Despite technology’s expansion and wide range of possibilities, its reputation for being dry and complicated can be a barrier to entry. Aspiring designers and engineers may feel unable to fit into a rapidly accelerating workplace without the proper tools and training.
Royal College of Art and Imperial College London instructors Arthur Carabott and Guillaume Couche have noticed the resulting strain on Master’s students.
“The environment of graduate-level design education is an environment that can all too easily foster insecurity, a sense of inferiority, and ‘imposter syndrome,’” they said in a statement. “With a broad range of student backgrounds and skill levels, and high academic expectations, many students may feel intimidated by what they do not know. This is especially true of technical skills, where the bar is continuously rising.”
In order to bolster confidence, Carabott and Couche created Intentional Interactions, a technology intensive open to the school’s Innovation Design students, as well as visiting students from Beijing’s Tsinghua University. In this three-week module, each student designed electronic programs around a simple robotic arm. Students were encouraged to take the project wherever they wanted, which led to a wide range of wild approaches. The team described a resulting “explosion of creativity, with students creating interactive lamps, physical games, dancing birds, interactive sculptures…a physical iPhone Spotify DJ [and] a shy lamp that avoids human touch.”
The course was irresistible for its focus on play, as well as its accessibility to students without prior coding experience. Carabott and Couche knew they could easily access high-tech equipment through their connection to higher learning, but wanted to make sure what they chose remained accessible to students after the course ended. The duo’s three criteria for planning the course required tools that were 1) regularly used in the industry, 2) available and affordable, and 3) provided [transferable] skills. They also wanted to make sure the resulting course was approachable to newcomers while remaining challenging to students with higher technical proficiency.
“We needed a common thread to assess everyone’s progress and make sure basic principles were understood, but the module would have to encourage bifurcations and creativity,” the team said. “After considering all of this, custom robot arms felt natural. With anthropomorphism and the uniquely human ability to transpose life into the [simplest] objects, we felt this concept could turn simple motions into delightful emotions.”
Students were first trained to operate a simulation of the arm on the popular software programs Unity and Arduino. After creating a control system, the students could easily design interactions between the physical and digital arm.
Each student was required to work by themselves, which Carabott and Couche hoped would encourage the sense of ownership often missing from group projects. They knew the more technically adept students tended to dominate in moments of shared responsibility, prioritizing a good grade over fully learning a process.

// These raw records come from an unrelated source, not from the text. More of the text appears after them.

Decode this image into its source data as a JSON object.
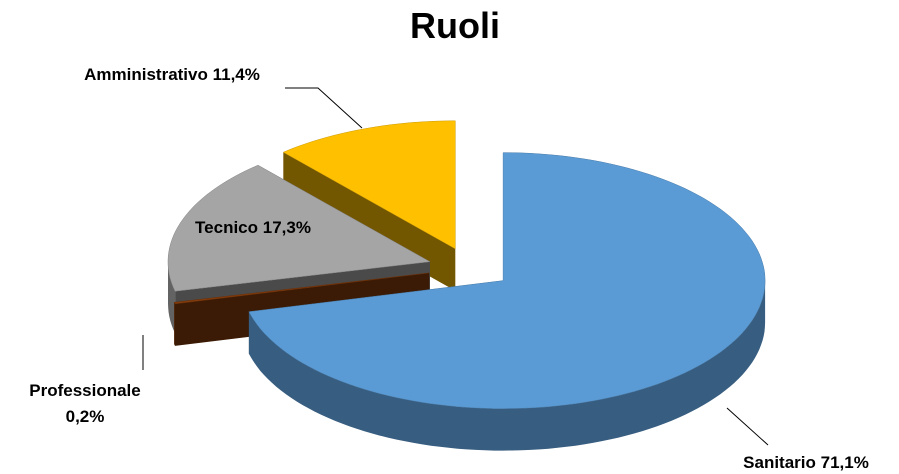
{
  "chart_data": {
    "type": "pie",
    "title": "Ruoli",
    "categories": [
      "Sanitario",
      "Professionale",
      "Tecnico",
      "Amministrativo"
    ],
    "values": [
      71.1,
      0.2,
      17.3,
      11.4
    ],
    "value_labels": [
      "71,1%",
      "0,2%",
      "17,3%",
      "11,4%"
    ],
    "colors": [
      "#5b9bd5",
      "#843c0c",
      "#a5a5a5",
      "#ffc000"
    ]
  }
}
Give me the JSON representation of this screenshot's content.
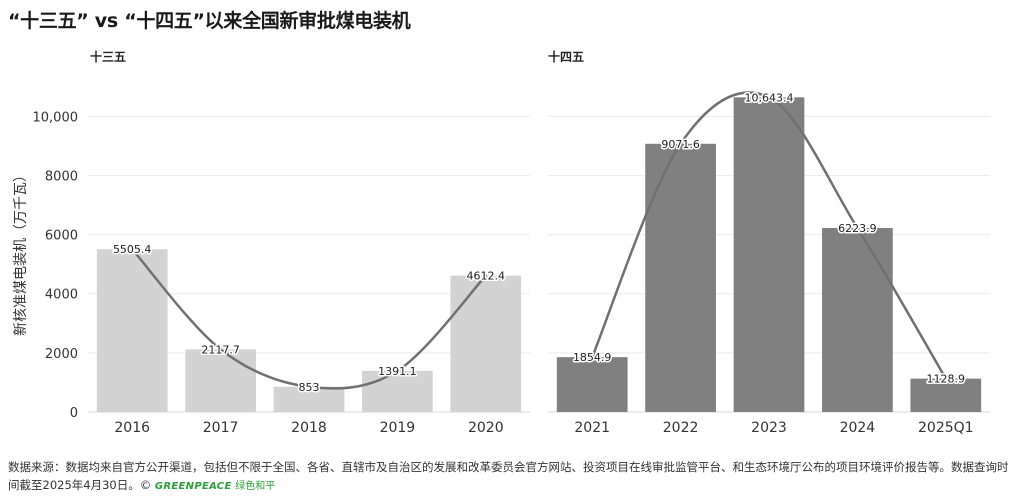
{
  "title": "“十三五” vs “十四五”以来全国新审批煤电装机",
  "source_text": "数据来源：数据均来自官方公开渠道，包括但不限于全国、各省、直辖市及自治区的发展和改革委员会官方网站、投资项目在线审批监管平台、和生态环境厅公布的项目环境评价报告等。数据查询时间截至2025年4月30日。©",
  "logo": {
    "en": "GREENPEACE",
    "cn": "绿色和平"
  },
  "colors": {
    "left_bars": "#d3d3d3",
    "right_bars": "#808080",
    "trend_line": "#707070",
    "grid": "#ececec"
  },
  "chart_data": [
    {
      "type": "bar",
      "panel_title": "十三五",
      "ylabel": "新核准煤电装机（万千瓦）",
      "ylim": [
        0,
        11500
      ],
      "yticks": [
        0,
        2000,
        4000,
        6000,
        8000,
        10000
      ],
      "ytick_labels": [
        "0",
        "2000",
        "4000",
        "6000",
        "8000",
        "10,000"
      ],
      "categories": [
        "2016",
        "2017",
        "2018",
        "2019",
        "2020"
      ],
      "values": [
        5505.4,
        2117.7,
        853,
        1391.1,
        4612.4
      ],
      "value_labels": [
        "5505.4",
        "2117.7",
        "853",
        "1391.1",
        "4612.4"
      ],
      "trend_line": true,
      "grid": true
    },
    {
      "type": "bar",
      "panel_title": "十四五",
      "ylim": [
        0,
        11500
      ],
      "categories": [
        "2021",
        "2022",
        "2023",
        "2024",
        "2025Q1"
      ],
      "values": [
        1854.9,
        9071.6,
        10643.4,
        6223.9,
        1128.9
      ],
      "value_labels": [
        "1854.9",
        "9071.6",
        "10,643.4",
        "6223.9",
        "1128.9"
      ],
      "trend_line": true,
      "grid": true
    }
  ]
}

Carabott and Couche wanted to make sure each student fully understood the tools they were using, as well as to encourage greater innovation in their professional lives.
“For the students, we felt we could provide the greatest value by objectively increasing their technical skills, with the underlying aim of increasing their emotional well-being as well,” they said. “This is why we taught fundamental and transferable skills, using industry standard tools, without any sugar coating…Students worked in an open environment, with time dedicated to peer review and support, in order to help them feel comfortable learning together, and being honest about the learning they still needed. We also wanted to mimic a full design project for the students: not only creating the work, but documenting it and presenting it to the world, ultimately creating something worthy of their portfolios.”

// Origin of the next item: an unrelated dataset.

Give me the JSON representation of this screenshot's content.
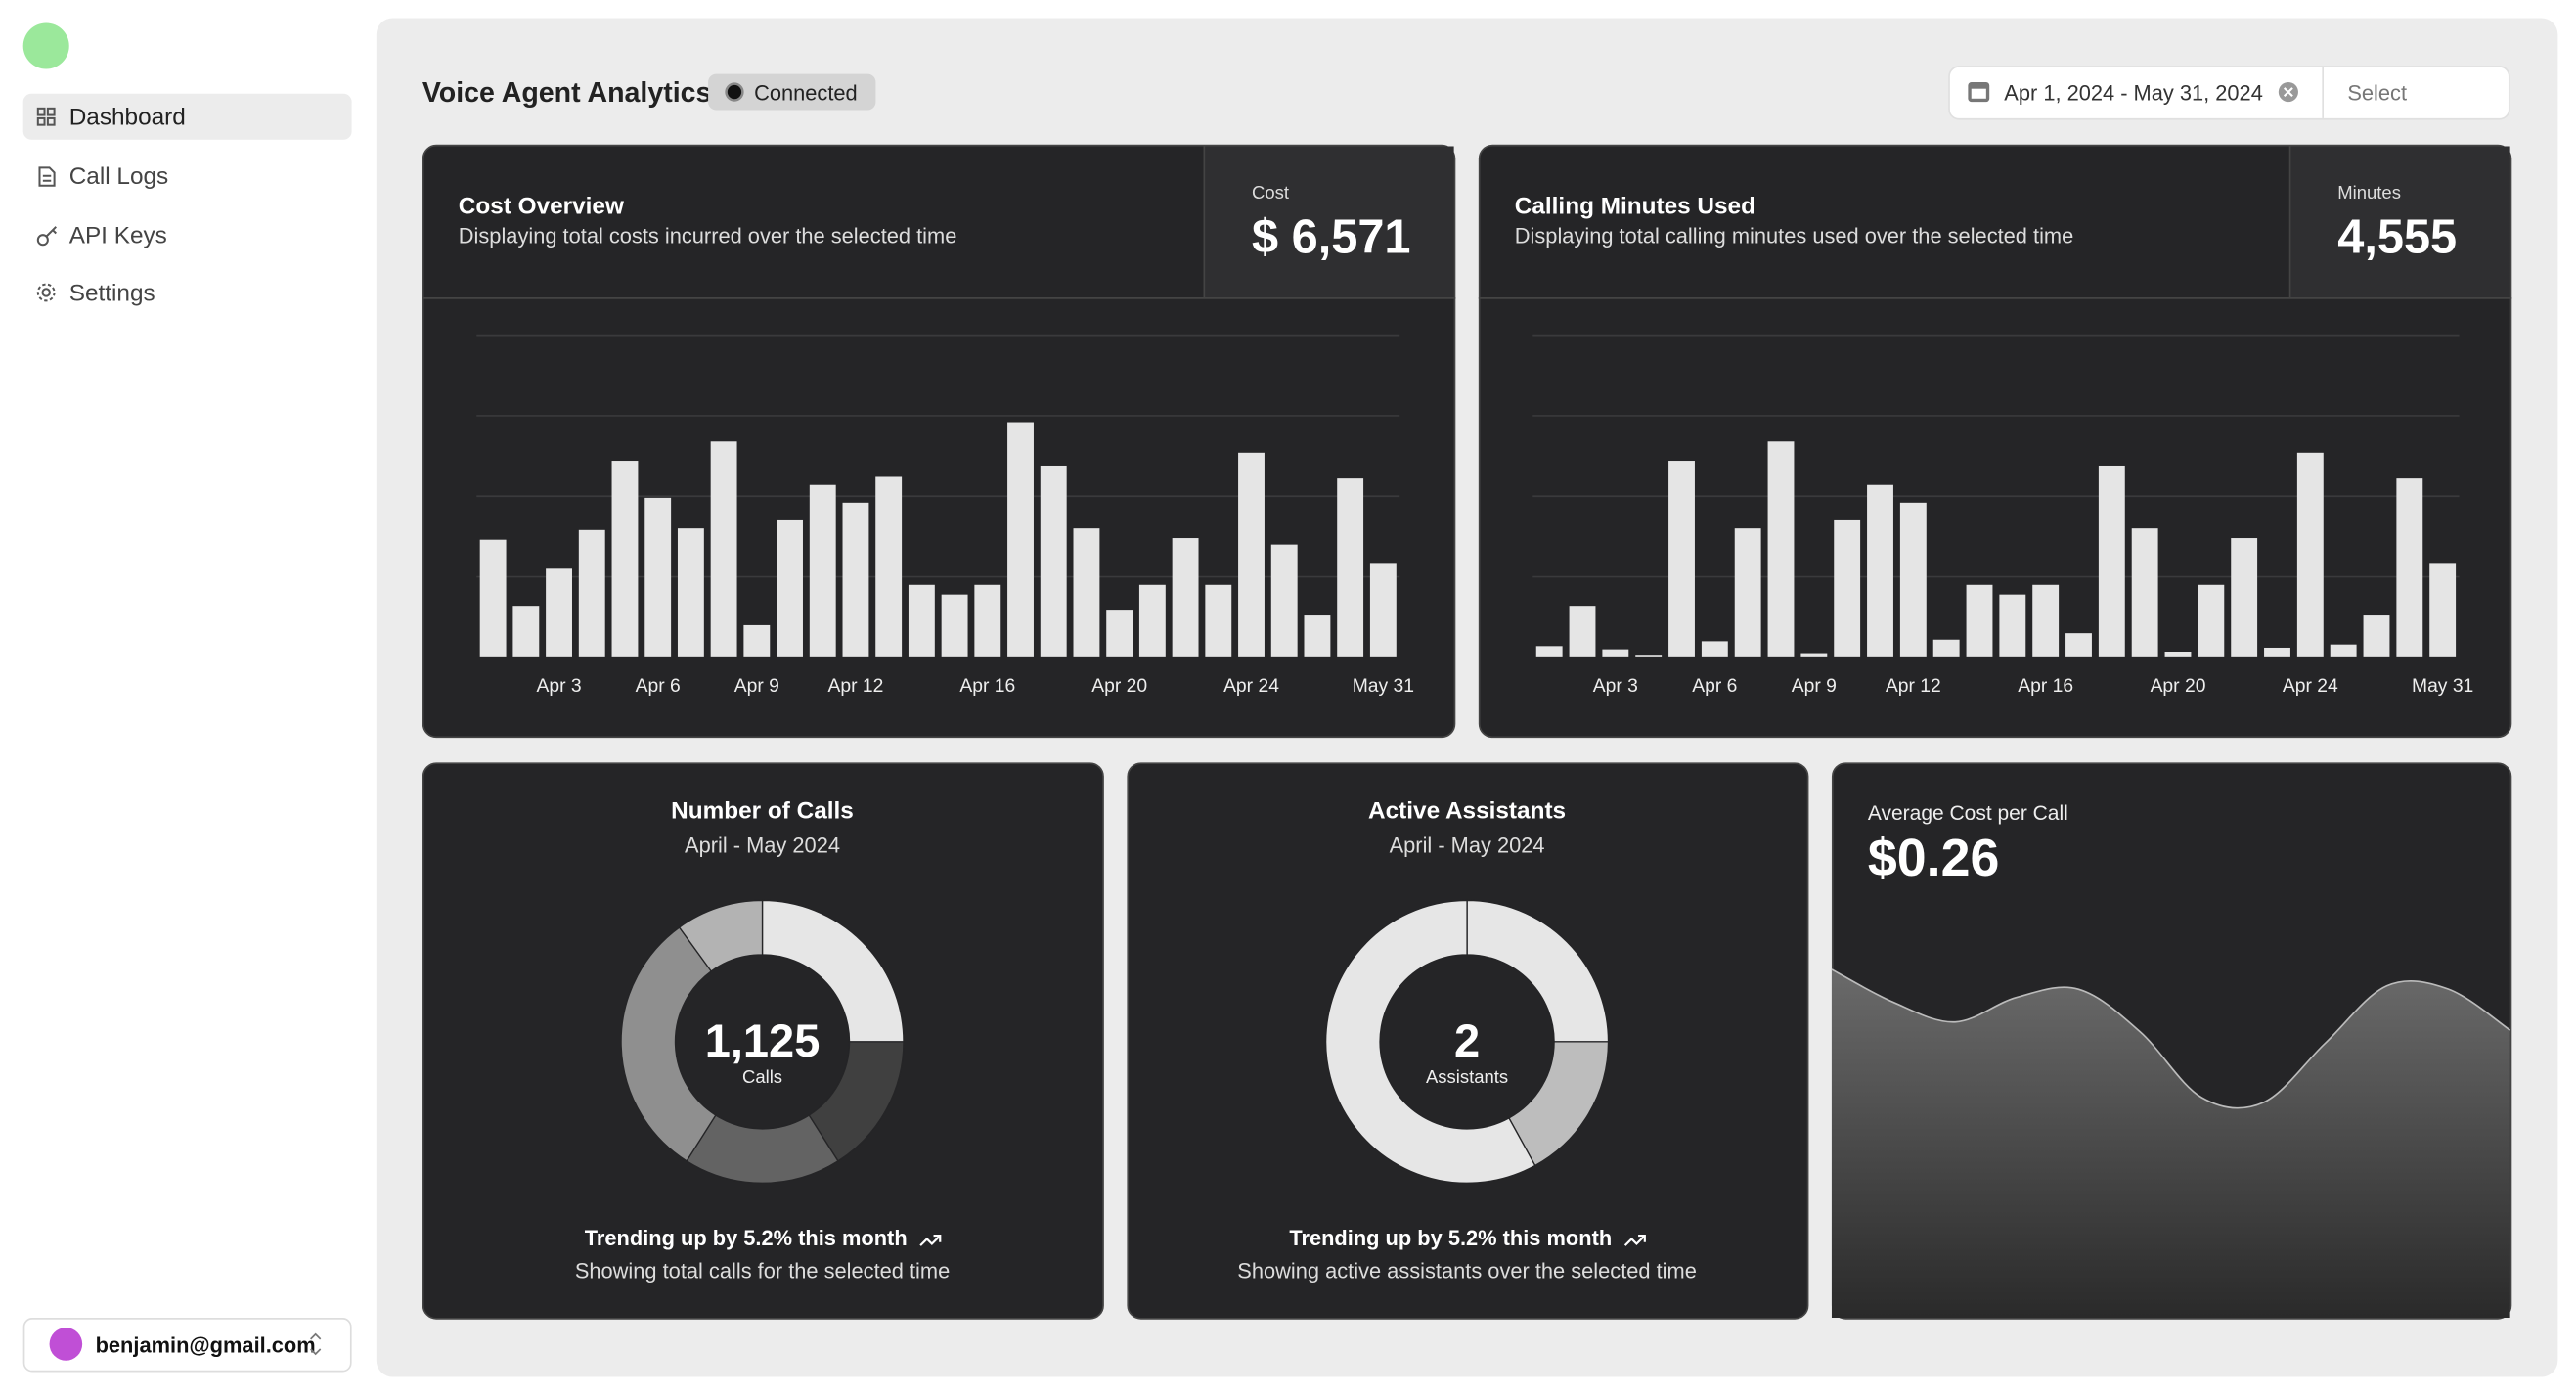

At the end of the year, the students presented their individual projects to the class, as well as guest lecturer and designer Durrell Bishop. The instructors then gave the class a surprise group assignment, where students had to dissemble, clean, and reassemble their tools in a collaborative light installation. The program was well-reviewed by participating students and ranked as one of the year’s best modules in the school’s end of year survey.

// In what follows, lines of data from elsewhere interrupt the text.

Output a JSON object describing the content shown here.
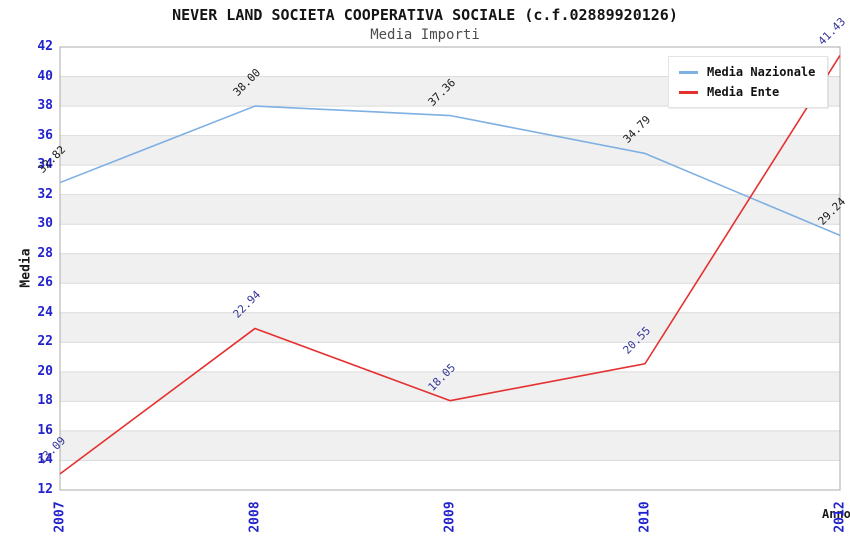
{
  "chart_data": {
    "type": "line",
    "title": "NEVER LAND SOCIETA COOPERATIVA SOCIALE (c.f.02889920126)",
    "subtitle": "Media Importi",
    "xlabel": "Anno",
    "ylabel": "Media",
    "categories": [
      "2007",
      "2008",
      "2009",
      "2010",
      "2012"
    ],
    "series": [
      {
        "name": "Media Nazionale",
        "color": "#7FB0E3",
        "label_color": "#1a1a1a",
        "values": [
          32.82,
          38.0,
          37.36,
          34.79,
          29.24
        ]
      },
      {
        "name": "Media Ente",
        "color": "#E53030",
        "label_color": "#333399",
        "values": [
          13.09,
          22.94,
          18.05,
          20.55,
          41.43
        ]
      }
    ],
    "ylim": [
      12,
      42
    ],
    "ytick_step": 2,
    "value_decimals": 2,
    "legend_position": "top-right",
    "grid": "horizontal-bands",
    "colors": {
      "tick_label": "#2222CC",
      "axis_label": "#1a1a1a",
      "band": "#F0F0F0",
      "gridline": "#DCDCDC",
      "border": "#ABABAB",
      "background": "#FFFFFF"
    }
  }
}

The success of Intentional Interactions provides a fantastic example of how educators and employers can take technological innovation out of the ivory tower. By fostering an inclusive environment that rewarded play and welcomed beginners, Carabott and Couche showed students and the design world that technology should be accessible and fun. Their focus away from dry, limited interaction systems like coding and UX encouraged students to dream big and focus on their own unique talents. With this kind of program, an aspiring engineer can make exactly the kind of technology they want to make, instead of what they think they should. A graduating student with that kind of training is more likely to enter the professional world with confidence, a heightened sense of creativity, and a sustained love for their chosen work.
Bishop was wowed by the course, and agreed wholeheartedly on its positive effect for students.
“It’s a workshop that lets people play…with the right tools [and gives] them a really nice foundation that they feel like they can build on,” he said. “It’s going to change those students’ lives.”